Intellectual Property in Health Law [3 credits]
This course explores the nature of and interrelationship between intellectual property rights and the remedies available to give effect to these rights. The course examines these matters from the perspectives of the holder of the rights, the persons alleged to be infringing those rights and the public. The remedies examined will include traditional litigation remedies, including injunctive and monetary relief; administrative law remedies, including judicial review of decisions that affect the grant of monopoly power; and non-litigious approaches to resolution of intellectual property disputes.


Pharmaceutical Regulation [3 credits]
This course explores pharmaceutical regulation and legal and policy responses to issues raised in the context of global diseases such as HIV/AIDS. The role and regulation of alternative medicines and therapies is also explored.

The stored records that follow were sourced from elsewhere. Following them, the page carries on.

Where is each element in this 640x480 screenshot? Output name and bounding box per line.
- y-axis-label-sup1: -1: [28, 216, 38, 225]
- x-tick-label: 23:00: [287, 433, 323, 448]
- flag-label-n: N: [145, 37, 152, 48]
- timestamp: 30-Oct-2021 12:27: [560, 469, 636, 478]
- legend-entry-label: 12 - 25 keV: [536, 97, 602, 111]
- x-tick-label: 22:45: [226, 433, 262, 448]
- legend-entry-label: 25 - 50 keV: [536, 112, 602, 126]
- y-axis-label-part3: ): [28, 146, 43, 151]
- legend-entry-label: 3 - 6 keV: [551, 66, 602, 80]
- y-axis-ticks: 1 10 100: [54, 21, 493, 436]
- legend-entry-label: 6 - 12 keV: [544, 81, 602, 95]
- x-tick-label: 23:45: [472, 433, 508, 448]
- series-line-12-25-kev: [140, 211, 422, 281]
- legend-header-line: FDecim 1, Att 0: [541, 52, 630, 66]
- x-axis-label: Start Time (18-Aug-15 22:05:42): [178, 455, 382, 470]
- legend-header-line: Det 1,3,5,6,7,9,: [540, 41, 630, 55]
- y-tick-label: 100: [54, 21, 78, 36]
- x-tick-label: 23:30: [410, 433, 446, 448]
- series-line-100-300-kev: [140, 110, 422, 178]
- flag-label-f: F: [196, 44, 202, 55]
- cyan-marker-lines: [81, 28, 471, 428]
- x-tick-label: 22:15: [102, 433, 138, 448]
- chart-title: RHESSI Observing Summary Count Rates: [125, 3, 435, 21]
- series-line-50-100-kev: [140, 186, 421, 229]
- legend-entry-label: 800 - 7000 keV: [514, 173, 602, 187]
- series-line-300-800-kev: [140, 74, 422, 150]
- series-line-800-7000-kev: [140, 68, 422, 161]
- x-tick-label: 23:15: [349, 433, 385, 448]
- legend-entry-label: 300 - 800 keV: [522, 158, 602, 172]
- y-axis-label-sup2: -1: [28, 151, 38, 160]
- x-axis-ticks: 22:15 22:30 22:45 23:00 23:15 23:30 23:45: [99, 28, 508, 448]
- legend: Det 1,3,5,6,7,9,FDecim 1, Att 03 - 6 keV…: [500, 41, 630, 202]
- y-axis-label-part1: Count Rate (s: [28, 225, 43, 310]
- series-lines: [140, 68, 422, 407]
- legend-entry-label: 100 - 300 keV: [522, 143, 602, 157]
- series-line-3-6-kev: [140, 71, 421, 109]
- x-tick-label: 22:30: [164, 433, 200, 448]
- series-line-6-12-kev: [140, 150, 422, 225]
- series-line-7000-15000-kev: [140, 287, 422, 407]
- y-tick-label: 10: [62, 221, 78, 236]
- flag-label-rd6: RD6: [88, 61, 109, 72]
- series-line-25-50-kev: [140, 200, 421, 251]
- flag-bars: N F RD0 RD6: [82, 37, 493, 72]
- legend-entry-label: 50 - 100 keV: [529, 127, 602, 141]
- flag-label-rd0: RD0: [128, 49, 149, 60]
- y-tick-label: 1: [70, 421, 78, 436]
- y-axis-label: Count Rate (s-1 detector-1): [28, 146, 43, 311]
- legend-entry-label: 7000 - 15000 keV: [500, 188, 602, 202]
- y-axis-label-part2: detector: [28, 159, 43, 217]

The course gives students a foundation for understanding these issues in the current context from a legal regulation and jurisprudential perspective, also taking into account political, social and economic issues.

Major Research Paper [6 credits]
A Major Research Paper (MRP) of approximately 70 pages may be completed on an approved topic in Health Law, provided appropriate supervision is available.

The MRP should go beyond merely describing legal developments to include independent critical analysis of its subject matter. It should be work of publishable quality. You will be required, at a minimum, to submit to your supervisor an outline and bibliography for approval. The final paper is marked on a pass/fail basis.

Note: Not all courses are offered every year or program cycle.